Something about lying on a floor always made him feel a strange camaraderie with whoever was around him.

“I’m not mad, exactly. And it’s not about the grapes.”

“What’s it about, then?” said Angelina.

“The last time I woke up on a hard surface, I was paralyzed in the back of a murder van.”

“Huh?” said Angelina.

“It’s how I got here,” he said. “I was kidnapped by CPSI. I was drugged, and when I woke up, I was on the floor of a van so sus it probably had the words ‘free candy’ spray-painted on the side. When I woke up on the hard floor just now, I had a moment where I thought I was back in the van again.”

Sam climbed out of his stool to sit beside them on the floor.

“And I’m guessing us dropping grapes on you didn’t help,” he said.

“No,” said Lachlan.

“Sorry,” said Angelina. “I should have thought.”

“You didn’t know,” said Lachlan. “I mean, as a general rule of thumb, you shouldn’t drop grapes on people, but you didn’t know.”

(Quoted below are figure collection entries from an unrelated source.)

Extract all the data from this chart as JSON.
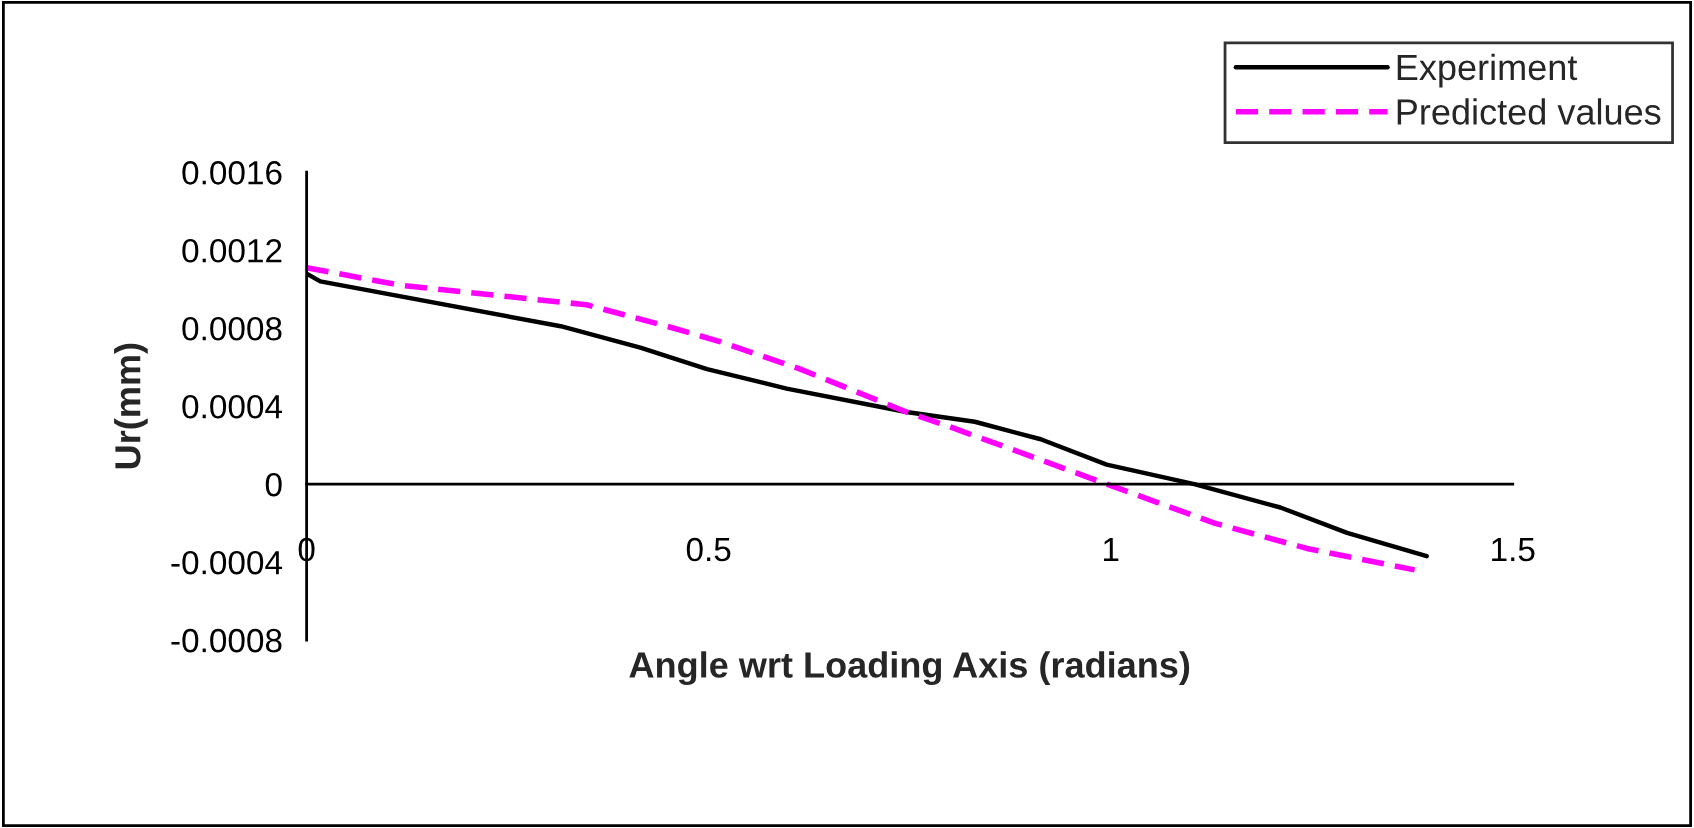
{
  "chart_data": {
    "type": "line",
    "xlabel": "Angle wrt Loading Axis (radians)",
    "ylabel": "Ur(mm)",
    "series": [
      {
        "name": "Experiment",
        "color": "#000000",
        "line_style": "solid",
        "x": [
          0,
          0.017,
          0.316,
          0.415,
          0.498,
          0.597,
          0.746,
          0.831,
          0.913,
          0.995,
          1.104,
          1.211,
          1.294,
          1.393
        ],
        "values": [
          0.00108,
          0.00104,
          0.00081,
          0.0007,
          0.00059,
          0.00049,
          0.00037,
          0.00032,
          0.00023,
          0.0001,
          0,
          -0.00012,
          -0.00025,
          -0.00037
        ]
      },
      {
        "name": "Predicted values",
        "color": "#ff00ff",
        "line_style": "dashed",
        "x": [
          0,
          0.117,
          0.348,
          0.448,
          0.515,
          0.614,
          0.746,
          0.796,
          0.896,
          0.995,
          1.129,
          1.244,
          1.378
        ],
        "values": [
          0.00111,
          0.00102,
          0.00092,
          0.00081,
          0.00073,
          0.00059,
          0.00037,
          0.0003,
          0.00015,
          0,
          -0.0002,
          -0.00033,
          -0.00044
        ]
      }
    ],
    "xlim": [
      0,
      1.5
    ],
    "xticks": [
      0,
      0.5,
      1,
      1.5
    ],
    "ylim": [
      -0.0008,
      0.0016
    ],
    "yticks": [
      -0.0008,
      -0.0004,
      0,
      0.0004,
      0.0008,
      0.0012,
      0.0016
    ],
    "grid": false,
    "legend": "top right"
  }
}
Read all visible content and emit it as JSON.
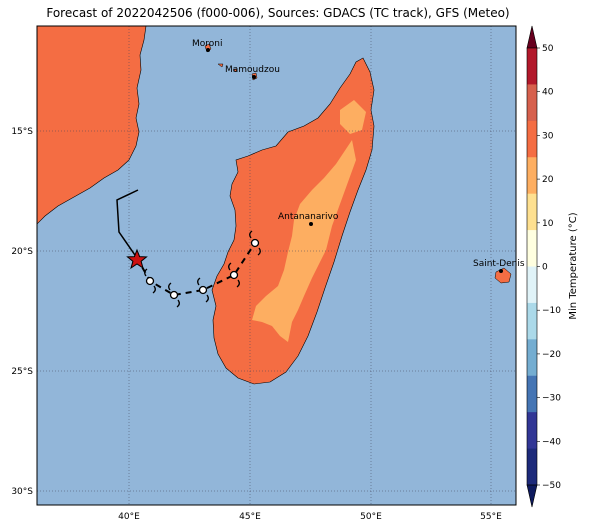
{
  "title": "Forecast of 2022042506 (f000-006), Sources: GDACS (TC track), GFS (Meteo)",
  "colors": {
    "ocean": "#92b6d9",
    "land_warm": "#f46d43",
    "land_cool": "#fdae61",
    "grid": "#44445a",
    "track": "#000000",
    "storm_marker": "#cc1111"
  },
  "map": {
    "lon_ticks": [
      "40°E",
      "45°E",
      "50°E",
      "55°E"
    ],
    "lat_ticks": [
      "15°S",
      "20°S",
      "25°S",
      "30°S"
    ]
  },
  "cities": [
    {
      "name": "Moroni"
    },
    {
      "name": "Mamoudzou"
    },
    {
      "name": "Antananarivo"
    },
    {
      "name": "Saint-Denis"
    }
  ],
  "colorbar": {
    "label": "Min Temperature (°C)",
    "ticks": [
      "50",
      "40",
      "30",
      "20",
      "10",
      "0",
      "−10",
      "−20",
      "−30",
      "−40",
      "−50"
    ],
    "colors": [
      "#67001f",
      "#b2182b",
      "#d6604d",
      "#f46d43",
      "#fdae61",
      "#fee090",
      "#ffffe0",
      "#e0f3f8",
      "#abd9e9",
      "#74add1",
      "#4575b4",
      "#313695",
      "#1d2a7a",
      "#0e1a5e"
    ]
  },
  "track_icons": [
    "storm-symbol",
    "star-icon"
  ]
}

“No,” said Angelina. “I should have thought, because I know how you feel. It was really scary for me right before I came here too. This creature–one of the sisters–attacked me; it cornered me inside this big pipe and grabbed me, and there was nothing I could do. And now I’m just on full alert all the time. Every time I see something move on the edge of my eyes, or if I see a house that’s about the same size and shape she was, I get so scared for a second.”

“Yeah,” said Lachlan, because he wasn’t sure what else to say.

Angelina had described the feeling so accurately that he couldn’t think of anything else to add on.

“I think it might be the worst feeling in the world,” said Angelina. “When something really, really bad is happening, and you can’t do anything about it.”

“Yeah, probably,” said Lachlan. “Mortal danger, big whoop. But mortal danger where you’re powerless to fight or defend yourself?”

“Bad,” said Angelina.

“I wasn’t going to put it quite so succinctly, but yeah. Bad is an apt enough descriptor.”

“I know what you mean too,” said Sam. “Right after I met Lachlan, one of those Dave things grabbed me, and my life was just… completely out of my hands. Nothing else that’s happened to me has really been comparable to that. Not even getting my fingers eaten off, or watching Lachlan die, or anything. I’m an engineer. I like to think every problem has a solution. But having my life in danger and not seeing a way out was… yeah.”

“Yeah,” said Lachlan.

“Yeah,” echoed Angelina.

“I’ve been on full alert too, like you said,” said Sam. “It’s a natural human response to being in danger. It’s millions of years old.”

“If an early hominid got attacked by a cave bear, he’d spend the rest of his life avoiding anything cave-bear shaped,” added Lachlan.

“I wish cave bears were the only thing we had to deal with,” said Angelina.

“Yeah,” said Lachlan. “The Paleolithic era. Those were the good old days.”

“Yep,” said Sam. “The good old days.”